ENS LSH - Colloque - Pour une histoire critique et citoyenne, le cas de l’histoire franco-algérienne

Pour une histoire critique et citoyenne
Le cas de l’histoire franco-algérienne

20, 21, 22 juin 2006


Dalila AÏT-EL-DJOUDI, La Guerre d’Algérie vue par l’ALN 1954-1962. L’armée française sous le regard des combattants algériens, Autrement, coll. Mémoires/Histoire n° 128, Paris, 2007, 243 p., 20 euros.

Par Gibert Meynier - Février 2007

Voici un livre dont le titre et le sous-titre expriment bien son objet : il y est bien question, en effet, de l’appréhension par les combattants de l’Armée de Libération nationale algérienne, pendant la guerre franco-algérienne de 1954 à 1962, de l’appareil militaire français ennemi, mais aussi des humains qu’il recelait.
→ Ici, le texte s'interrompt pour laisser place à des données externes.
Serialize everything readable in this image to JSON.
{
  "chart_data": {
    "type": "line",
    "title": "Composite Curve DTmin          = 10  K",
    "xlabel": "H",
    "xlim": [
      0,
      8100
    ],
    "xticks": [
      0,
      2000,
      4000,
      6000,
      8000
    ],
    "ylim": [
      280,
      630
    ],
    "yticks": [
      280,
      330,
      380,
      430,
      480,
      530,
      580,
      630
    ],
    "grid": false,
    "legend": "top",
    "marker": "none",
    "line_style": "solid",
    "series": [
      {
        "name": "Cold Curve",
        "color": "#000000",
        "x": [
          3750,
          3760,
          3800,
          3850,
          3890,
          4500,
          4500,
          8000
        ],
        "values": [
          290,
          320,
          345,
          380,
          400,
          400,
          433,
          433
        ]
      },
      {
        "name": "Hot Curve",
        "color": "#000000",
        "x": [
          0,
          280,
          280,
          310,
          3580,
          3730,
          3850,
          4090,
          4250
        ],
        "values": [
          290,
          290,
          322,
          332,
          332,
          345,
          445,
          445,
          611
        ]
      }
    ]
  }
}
En vérité, le livre pourrait sans inconvénients porter un titre plus ample : en effet, Dalila Aït-El-Djoudi, pour traiter son sujet, a aussi dû consulter des documents faisant état des perceptions françaises de l’adversaire algérien, lesquelles lui permettent, en consécution, de voir comment, en réaction (en miroir ?), les maquisards de l’ALN réagirent à leurs manières de voir et de les percevoir. On a donc un aller-retour incessant entre les hommes de l’armée de reconquête coloniale et les hommes de l’armée de libération nationale, qu’elle a étudiés principalement en wilâya 3 (Kabylie).

Pour en revenir au vif du sujet, Dalila Aït-El-Djoudi a, sous la houlette de son directeur de recherche Jean-Charles Jauffret, fondé sa minutieuse enquête sur des documents écrits, français principalement (conservés surtout à l’ex-SHAT [1] ), quelques uns, plus rares, issus de fonds d’archives algériens, et aussi sur des entretiens avec des maquisards et autres acteurs du conflit -dont certains sont des proches de l’auteure. Pour autant, elle ne se départit jamais de sa nécessaire posture distanciée. C’est en historienne vraie qu’elle met en intrigue ces soldats algériens de la liberté prêts à se sacrifier pour un avenir meilleur. Cela même si l’approche synthétique retenue ne permet pas toujours avec une impeccable limpidité de percevoir les évolutions et les différences d’une période à l’autre de la guerre.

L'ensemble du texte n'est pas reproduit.